We were glad to be a blessing to this couple but it left an impression in my heart. There would always be someone in some sort of need we can meet if we really care. Most of the time that person is just around the corner, someone we probably see and maybe talk with often. And sometimes someone’s biggest need may be something that is almost irrelevant to us.

Do you still have clothes, shoes and other household stuff you no longer use? Do you have food enough that sharing with someone won’t mean anything to you? You do not need to have in excess before you can share with someone. You just need to have the heart; a mind that remembers that while you change your wardrobe nearly every month, there is someone who has never worn a new cloth or shoes. While you have much left-overs from your dinning table, there is someone who those left-overs may mean the best food they had eaten in whole year! You do not have to be rich and famous to make a positive impression in the life of someone. You do not need to have all the money in the world to put a smile on someone’s face. You do not need to have or join an NGO to show just a little kindness.

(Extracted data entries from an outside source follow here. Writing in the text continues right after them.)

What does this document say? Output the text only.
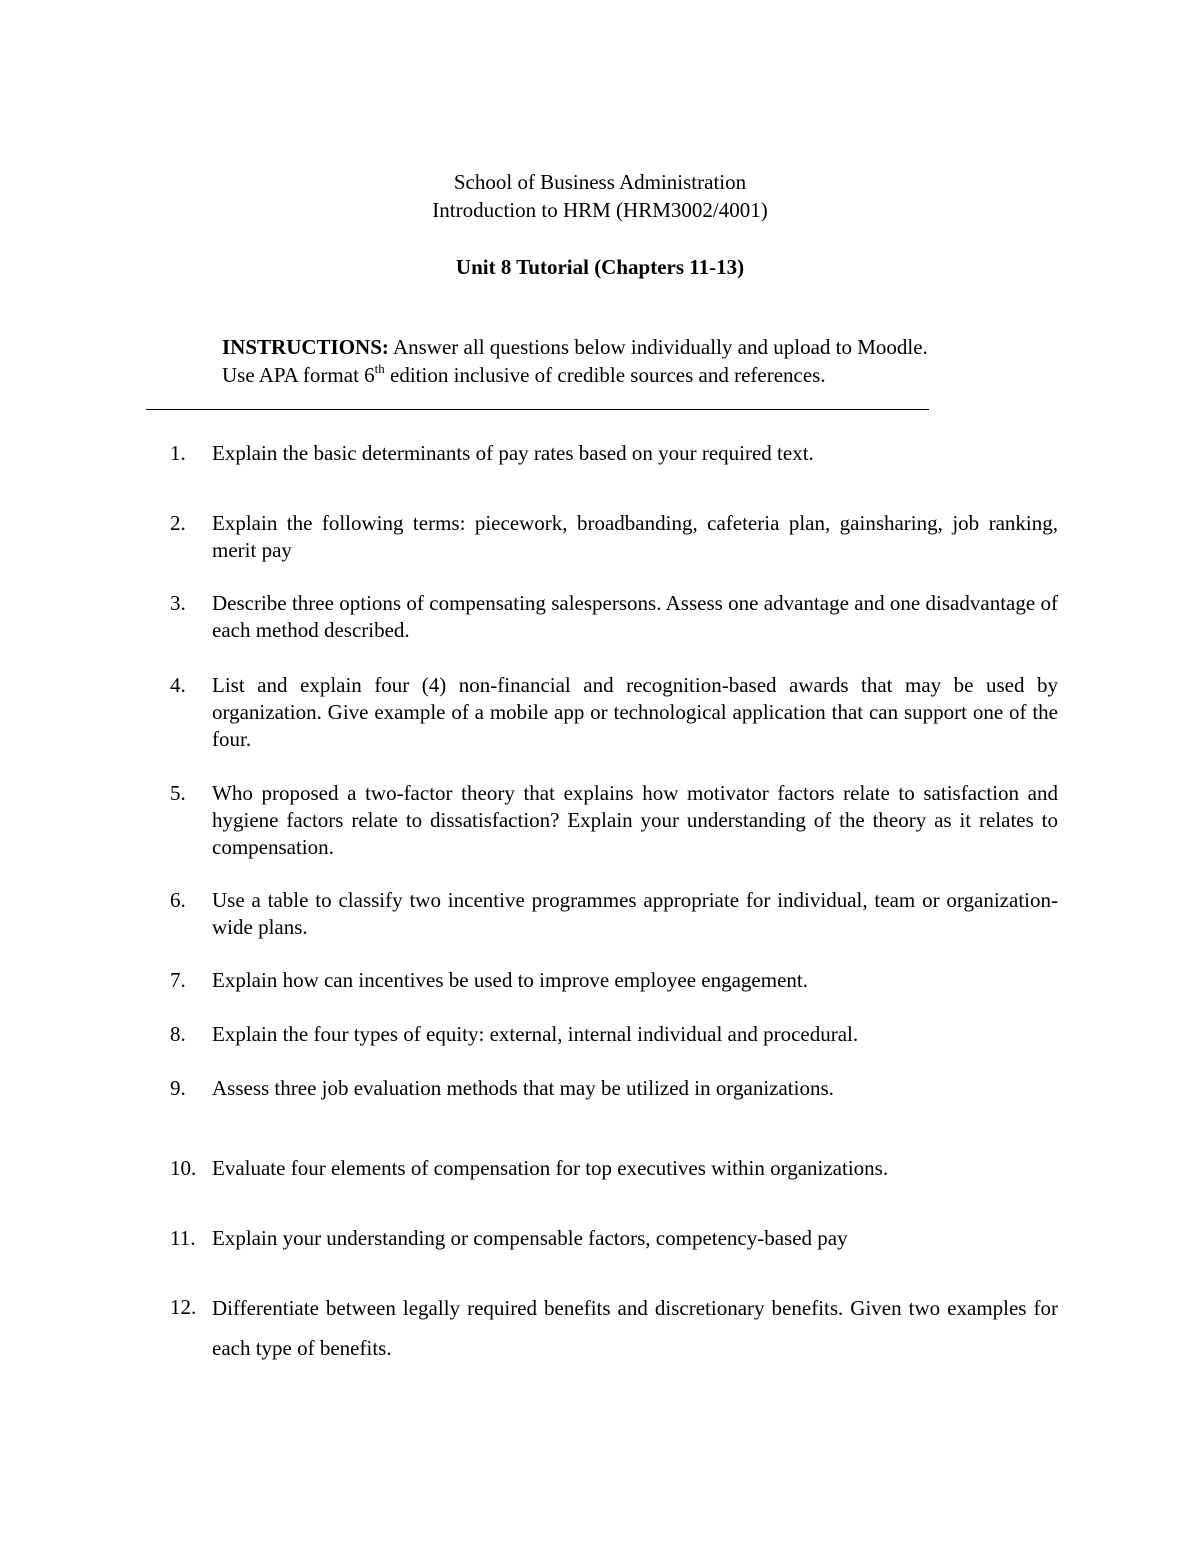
School of Business Administration
Introduction to HRM (HRM3002/4001)
Unit 8 Tutorial (Chapters 11-13)
INSTRUCTIONS: Answer all questions below individually and upload to Moodle.
Use APA format 6th edition inclusive of credible sources and references.
1. Explain the basic determinants of pay rates based on your required text.
2. Explain the following terms: piecework, broadbanding, cafeteria plan, gainsharing, job ranking, merit pay
3. Describe three options of compensating salespersons. Assess one advantage and one disadvantage of each method described.
4. List and explain four (4) non-financial and recognition-based awards that may be used by organization. Give example of a mobile app or technological application that can support one of the four.
5. Who proposed a two-factor theory that explains how motivator factors relate to satisfaction and hygiene factors relate to dissatisfaction? Explain your understanding of the theory as it relates to compensation.
6. Use a table to classify two incentive programmes appropriate for individual, team or organization-wide plans.
7. Explain how can incentives be used to improve employee engagement.
8. Explain the four types of equity: external, internal individual and procedural.
9. Assess three job evaluation methods that may be utilized in organizations.
10. Evaluate four elements of compensation for top executives within organizations.
11. Explain your understanding or compensable factors, competency-based pay
12. Differentiate between legally required benefits and discretionary benefits. Given two examples for each type of benefits.
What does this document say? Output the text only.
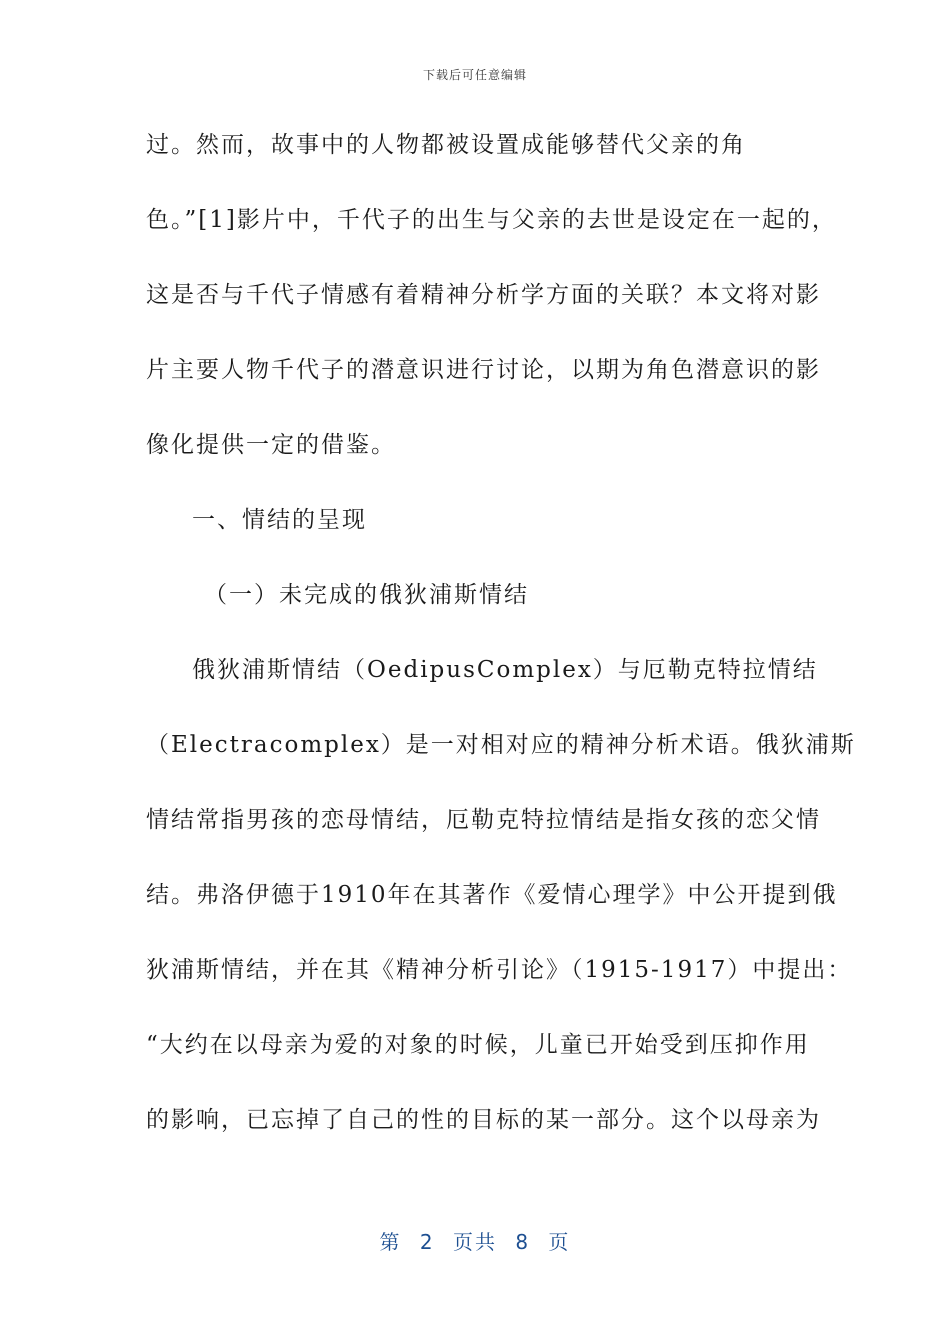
下载后可任意编辑
过。然而，故事中的人物都被设置成能够替代父亲的角
色。”[1]影片中，千代子的出生与父亲的去世是设定在一起的，
这是否与千代子情感有着精神分析学方面的关联？本文将对影
片主要人物千代子的潜意识进行讨论，以期为角色潜意识的影
像化提供一定的借鉴。
一、情结的呈现
（一）未完成的俄狄浦斯情结
俄狄浦斯情结（OedipusComplex）与厄勒克特拉情结
（Electracomplex）是一对相对应的精神分析术语。俄狄浦斯
情结常指男孩的恋母情结，厄勒克特拉情结是指女孩的恋父情
结。弗洛伊德于1910年在其著作《爱情心理学》中公开提到俄
狄浦斯情结，并在其《精神分析引论》（1915-1917）中提出：
“大约在以母亲为爱的对象的时候，儿童已开始受到压抑作用
的影响，已忘掉了自己的性的目标的某一部分。这个以母亲为
第 2 页共 8 页
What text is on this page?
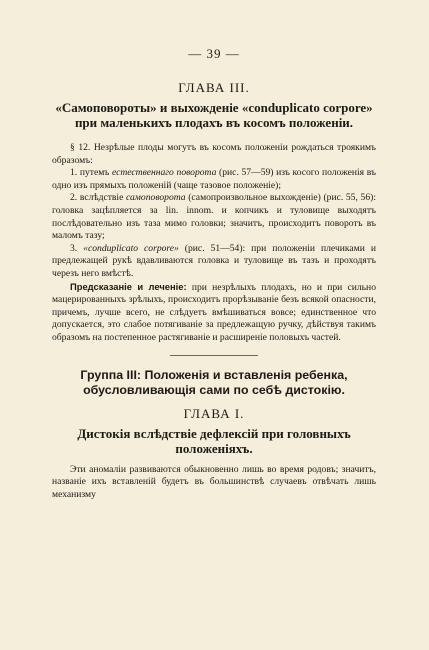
— 39 —
ГЛАВА III.
«Самоповороты» и выхожденіе «conduplicato corpore» при маленькихъ плодахъ въ косомъ положеніи.

§ 12. Незрѣлые плоды могутъ въ косомъ положеніи рождаться троякимъ образомъ:

1. путемъ естественнаго поворота (рис. 57—59) изъ косого положенія въ одно изъ прямыхъ положеній (чаще тазовое положеніе);

2. вслѣдствіе самоповорота (самопроизвольное выхожденіе) (рис. 55, 56): головка зацѣпляется за lin. innom. и копчикъ и туловище выходятъ послѣдовательно изъ таза мимо головки; значитъ, происходитъ поворотъ въ маломъ тазу;

3. «conduplicato corpore» (рис. 51—54): при положеніи плечиками и предлежащей рукѣ вдавливаются головка и туловище въ тазъ и проходятъ черезъ него вмѣстѣ.

Предсказаніе и леченіе: при незрѣлыхъ плодахъ, но и при сильно мацерированныхъ зрѣлыхъ, происходитъ прорѣзываніе безъ всякой опасности, причемъ, лучше всего, не слѣдуетъ вмѣшиваться вовсе; единственное что допускается, это слабое потягиваніе за предлежащую ручку, дѣйствуя такимъ образомъ на постепенное растягиваніе и расширеніе половыхъ частей.

Группа III: Положенія и вставленія ребенка, обусловливающія сами по себѣ дистокію.
ГЛАВА I.
Дистокія вслѣдствіе дефлексій при головныхъ положеніяхъ.

Эти аномаліи развиваются обыкновенно лишь во время родовъ; значитъ, названіе ихъ вставленій будетъ въ большинствѣ случаевъ отвѣчать лишь механизму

God is a giver and as His children the bible encourages us to be same. Never think you do not have anything you can give to put a smile on someone’s face. Besides giving material things, what about giving your time, a listening ear, lending a hand of help, a soothing pat, a kind word spoken in season. There is just so much we can give!

The world would be a better place if we would just keep on showing that little act of kindness.